Drugs picked up by airport security will likely be confiscated

(Getty Images)

Along with Indonesia, the United Arab Emirates are also noted for their zero-tolerance policy on drugs. Travellers to Abu Dhabi, Dubai and the other Emirates should be aware that the possession of cannabis, or any other banned narcotic, carries a mandatory minimum sentence of four years. Even having detectable amounts in your bloodstream can be considered possession. If you have enough to be considered a trafficker, you could face the death penalty.

Japan also has notoriously strict cannabis laws, which can see those caught in possession handed up to five years’ jail time even for a first offence. Famously, Paul McCartney was arrested in Tokyo in 1980 with 219g of cannabis in his luggage. After being threatened with seven years’ hard labour, the former Beatle eventually served just 10 days in prison and has credited his celebrity for the relative leniency of his punishment.

“Louis smokes marijuana?”

Perhaps McCartney should have taken a leaf out of Louis Armstrong’s book. In 1958, the jazz icon was travelling the world as a cultural ambassador for the United States. Due to his official duties, Armstrong had become accustomed to not being searched, but that changed one day when he arrived back in the US from Asia with 3lb of cannabis stuffed inside his trumpet case and was told to stand in line for customs.

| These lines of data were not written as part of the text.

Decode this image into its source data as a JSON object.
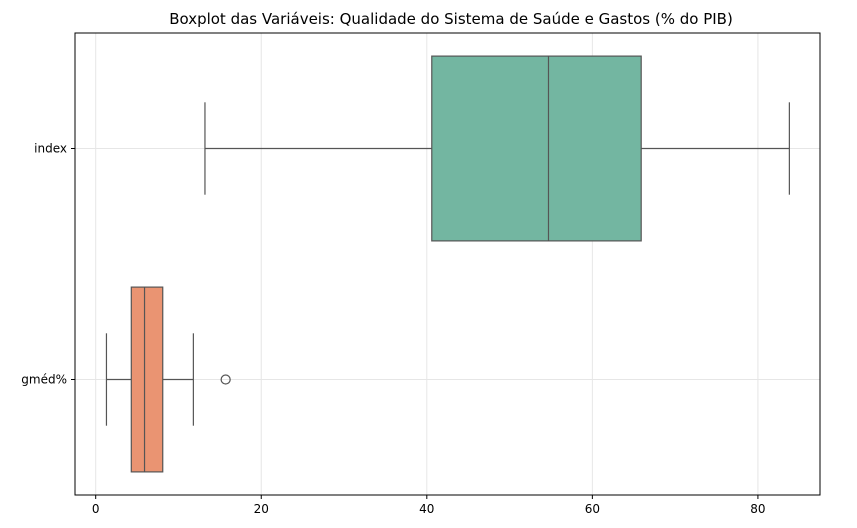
{
  "chart_data": {
    "type": "boxplot",
    "orientation": "horizontal",
    "title": "Boxplot das Variáveis: Qualidade do Sistema de Saúde e Gastos (% do PIB)",
    "xlabel": "",
    "ylabel": "",
    "xlim": [
      -2.5,
      87.5
    ],
    "xticks": [
      0,
      20,
      40,
      60,
      80
    ],
    "grid": true,
    "categories": [
      "index",
      "gméd%"
    ],
    "boxes": [
      {
        "label": "index",
        "whisker_low": 13.2,
        "q1": 40.6,
        "median": 54.7,
        "q3": 65.9,
        "whisker_high": 83.8,
        "outliers": [],
        "color": "#73b6a1"
      },
      {
        "label": "gméd%",
        "whisker_low": 1.3,
        "q1": 4.3,
        "median": 5.9,
        "q3": 8.1,
        "whisker_high": 11.8,
        "outliers": [
          15.7
        ],
        "color": "#ea9472"
      }
    ]
  }
}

Salvation arrived in an unlikely form: then-Vice President Richard Nixon was also at New York’s Idlewild Airport (now John F Kennedy Airport) that day, and was keen to get a press photo with Armstrong. When that was done, Nixon was only too happy to carry Armstrong’s bags over the border for him. Much later, when he was informed of the ruse, Nixon is said to have spluttered disbelievingly: “Louis smokes marijuana?”

That brazen tactic might have worked for Armstrong but, for those of us who aren’t travelling with a gullible politician in tow, the best legal advice is simply to remember that planes and cannabis don’t mix. If you must get high, choose one or the other.